10. En outre et en tout état de cause, les requérants ne contestent pas la légalité du deuxième motif qui leur a été opposé, tiré de la méconnaissance des dispositions de l’article UC 5.11 du règlement du plan local d’urbanisme, en ce qui concerne l’implantation de baies en limite séparative après extension de la construction. Or, cette non-conformité justifiait également l’intervention d’un arrêté interruptif de travaux sur le fondement du troisième alinéa de l’article L. 480-2 du code de l’urbanisme.
11. Par suite, l’arrêté du 28 octobre 2022 est légalement fondé, sans qu’aient d’incidence à cet égard les circonstances invoquées par les requérants selon lesquelles d’une part, les travaux étaient justifiés par des motifs légitimes liés à la sécurité et la salubrité, et d’autre part, ils ont déposé postérieurement à l’arrêté contesté une nouvelle déclaration préalable afin de régulariser les travaux ainsi illégalement réalisés.
12. Il résulte de tout ce qui précède que les conclusions à fin d’annulation présentées par M. E et Mme D doivent être rejetées.
D E C I D E :
Article 1er : La requête de M. E et Mme D est rejetée.

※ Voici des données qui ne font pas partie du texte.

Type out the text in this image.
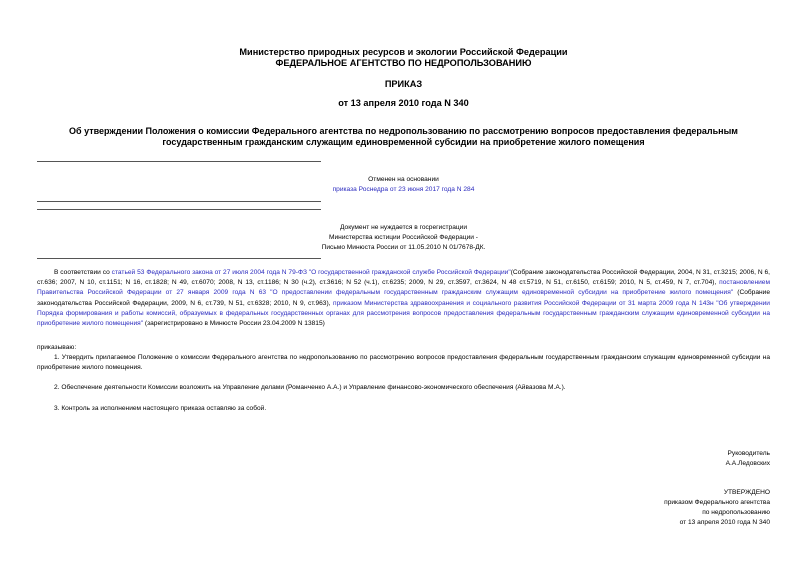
Министерство природных ресурсов и экологии Российской Федерации
ФЕДЕРАЛЬНОЕ АГЕНТСТВО ПО НЕДРОПОЛЬЗОВАНИЮ
ПРИКАЗ
от 13 апреля 2010 года N 340
Об утверждении Положения о комиссии Федерального агентства по недропользованию по рассмотрению вопросов предоставления федеральным
государственным гражданским служащим единовременной субсидии на приобретение жилого помещения
Отменен на основании
приказа Роснедра от 23 июня 2017 года N 284
Документ не нуждается в госрегистрации
Министерства юстиции Российской Федерации -
Письмо Минюста России от 11.05.2010 N 01/7678-ДК.
В соответствии со статьей 53 Федерального закона от 27 июля 2004 года N 79-ФЗ "О государственной гражданской службе Российской Федерации"(Собрание законодательства Российской Федерации, 2004, N 31, ст.3215; 2006, N 6, ст.636; 2007, N 10, ст.1151; N 16, ст.1828; N 49, ст.6070; 2008, N 13, ст.1186; N 30 (ч.2), ст.3616; N 52 (ч.1), ст.6235; 2009, N 29, ст.3597, ст.3624, N 48 ст.5719, N 51, ст.6150, ст.6159; 2010, N 5, ст.459, N 7, ст.704), постановлением Правительства Российской Федерации от 27 января 2009 года N 63 "О предоставлении федеральным государственным гражданским служащим единовременной субсидии на приобретение жилого помещения" (Собрание законодательства Российской Федерации, 2009, N 6, ст.739, N 51, ст.6328; 2010, N 9, ст.963), приказом Министерства здравоохранения и социального развития Российской Федерации от 31 марта 2009 года N 143н "Об утверждении Порядка формирования и работы комиссий, образуемых в федеральных государственных органах для рассмотрения вопросов предоставления федеральным государственным гражданским служащим единовременной субсидии на приобретение жилого помещения" (зарегистрировано в Минюсте России 23.04.2009 N 13815)
приказываю:
1. Утвердить прилагаемое Положение о комиссии Федерального агентства по недропользованию по рассмотрению вопросов предоставления федеральным государственным гражданским служащим единовременной субсидии на приобретение жилого помещения.
2. Обеспечение деятельности Комиссии возложить на Управление делами (Романченко А.А.) и Управление финансово-экономического обеспечения (Айвазова М.А.).
3. Контроль за исполнением настоящего приказа оставляю за собой.
Руководитель
А.А.Ледовских
УТВЕРЖДЕНО
приказом Федерального агентства
по недропользованию
от 13 апреля 2010 года N 340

Article 2 : Le présent jugement sera notifié à M. A E et Mme B D et au ministre de l’aménagement du territoire et de la décentralisation.
Copie en sera adressée à la commune de Vitry-sur-Seine et au préfet du Val-de-Marne.
Délibéré après l’audience du 11 mars 2025, à laquelle siégeaient :
Mme Gougot, présidente,
M. Combier, conseiller.
Mme Prissette, conseillère.
Rendu public par mise à disposition au greffe le 26 mars 2025.
La rapporteure,
L. PRISSETTE
La présidente,
I. GOUGOTLa greffière,
M. C
La République mande et ordonne au ministre de l’aménagement du territoire et de la décentralisation en ce qui le concerne ou à tous commissaires de justice requis en ce qui concerne les voies de droit commun contre les parties privées de pourvoir à l’exécution de la présente décision.